Roberta Pimentel e a sua mãe também comparecem para garantir oferenda (Foto: Imagens / G1)
Flores e axéAlém do perfume de alfazema e de produtos de beleza, as flores estão entre os presentes mais tradicionais oferecidos a Iemanjá. "Nos dias normais, a gente vende a unidade a R$ 2, ou R$ 1,50, a depender do dia. Amanhã, a gente vai vender por R$ 3 , ou duas por R$ 5, a depender da conversa do cliente", explicou a vendedora Rita de Cássia. Há mais de 10 anos ela vende rosas, flores do campo e a chamada "sorriso de Maria" em frente à colônia dos pescadores, conforme conta.
O "axé", como chamam os integrantes do candomblé, é o ritual feito para purificar os devotos, como explica o pai-de-santo Ricardo de Oxúm. "São cerca de sete mil pessoas que esperamos atender amanhã.

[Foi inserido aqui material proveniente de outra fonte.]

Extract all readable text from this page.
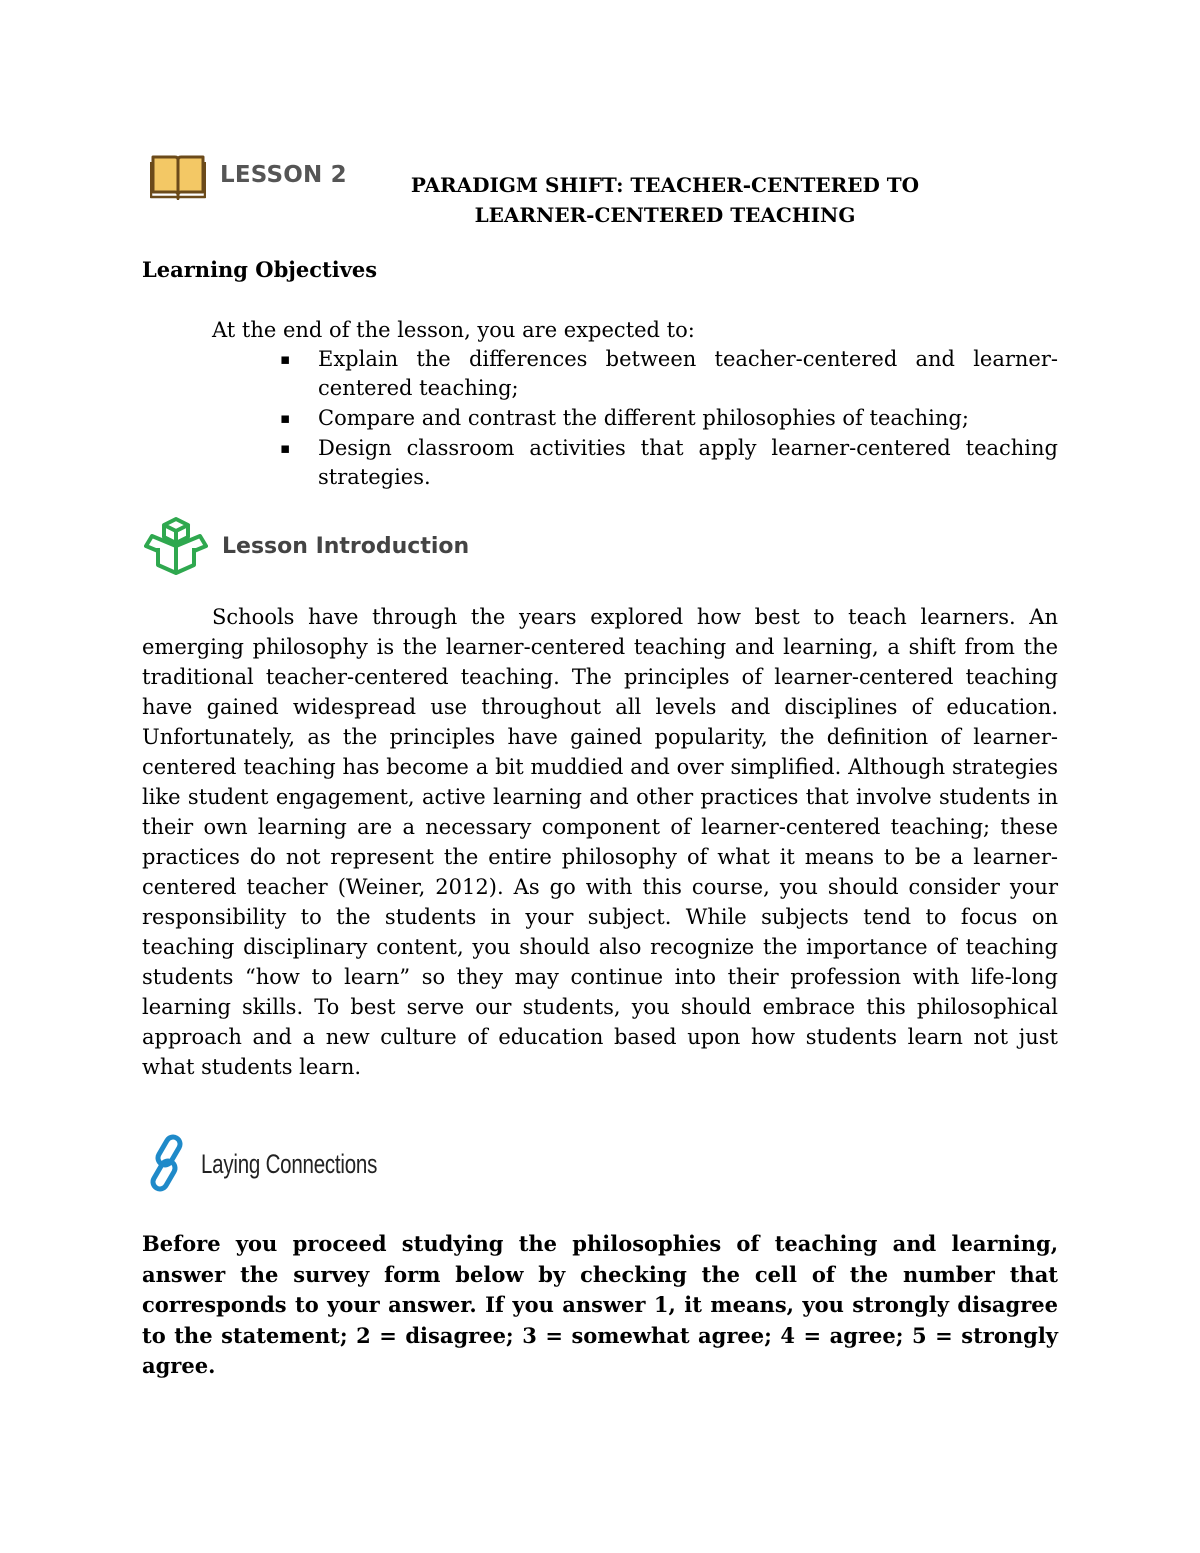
LESSON 2	PARADIGM SHIFT: TEACHER-CENTERED TO
LEARNER-CENTERED TEACHING
Learning Objectives
At the end of the lesson, you are expected to:
▪ Explain the differences between teacher-centered and learner-centered teaching;
▪ Compare and contrast the different philosophies of teaching;
▪ Design classroom activities that apply learner-centered teaching strategies.
Lesson Introduction

Schools have through the years explored how best to teach learners. An emerging philosophy is the learner-centered teaching and learning, a shift from the traditional teacher-centered teaching. The principles of learner-centered teaching have gained widespread use throughout all levels and disciplines of education. Unfortunately, as the principles have gained popularity, the definition of learner-centered teaching has become a bit muddied and over simplified. Although strategies like student engagement, active learning and other practices that involve students in their own learning are a necessary component of learner-centered teaching; these practices do not represent the entire philosophy of what it means to be a learner-centered teacher (Weiner, 2012). As go with this course, you should consider your responsibility to the students in your subject. While subjects tend to focus on teaching disciplinary content, you should also recognize the importance of teaching students “how to learn” so they may continue into their profession with life-long learning skills. To best serve our students, you should embrace this philosophical approach and a new culture of education based upon how students learn not just what students learn.

Laying Connections

Before you proceed studying the philosophies of teaching and learning, answer the survey form below by checking the cell of the number that corresponds to your answer. If you answer 1, it means, you strongly disagree to the statement; 2 = disagree; 3 = somewhat agree; 4 = agree; 5 = strongly agree.
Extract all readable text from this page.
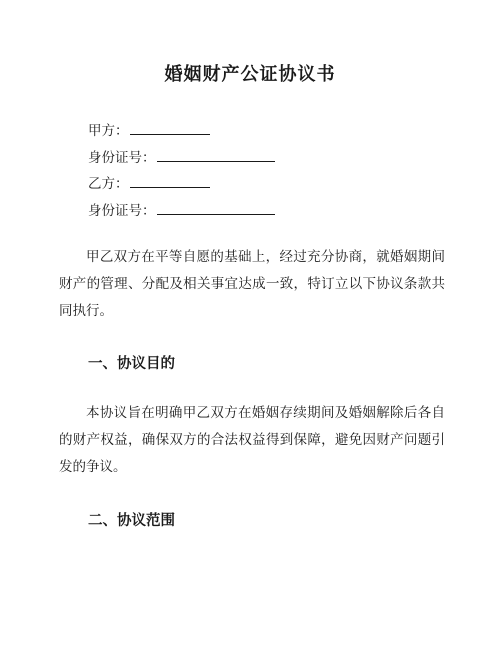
婚姻财产公证协议书
甲方：
身份证号：
乙方：
身份证号：
甲乙双方在平等自愿的基础上，经过充分协商，就婚姻期间财产的管理、分配及相关事宜达成一致，特订立以下协议条款共同执行。
一、协议目的
本协议旨在明确甲乙双方在婚姻存续期间及婚姻解除后各自的财产权益，确保双方的合法权益得到保障，避免因财产问题引发的争议。
二、协议范围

No ritual do arroz, que é o alimento de Iemanjá, colocamos o milho de Oxóssi, o girassol, a lentilha, a água de cheiro preparada, a aroeira e a Pemba de Oxalá para proteger, purificar e abrir os caminhos dos devotos da rainha", contou o religioso.
Devotos fazem preces na "Casa de Iemanjá", no Rio Vermelho, na véspera da festa (Foto: Imagens/G1)
ProgramaçãoPara os adeptos do Candomblé, o dia dois de fevereiro se comemora também o dia de Oxum, rainha das águas doces. Por isto, a festa de Oxum se mistura com a festa para Iemanjá. A partir das 22h30 do dia primeiro, os religiosos se dirigem ao Terreiro Oxóssi de Ojimirim, localizado no bairro da Federação.
O terreiro permanece de portas abertas para a população que queira acompanhar as obrigações religiosas. Já as 3h do sábado (2), eles oferecem um presente para Oxum no Dique do Tororó e, de lá, seguem em cortejo para o Rio Vermelho, para fazer as oferendas à Iemanjá.
Às 5h, a festa para Iemanjá é aberta oficialmente, com uma alvorada de fogos e a chegada do presente principal, oferecido pelos pescadores e que, a cada ano, é uma surpresa. O público tem até as 15h para deixar seus presentes na Colônia de Pescadores. Às 15h30, mais de 350 embarcações saem em um cortejo marítimo até o alto-mar, para a entrega das oferendas.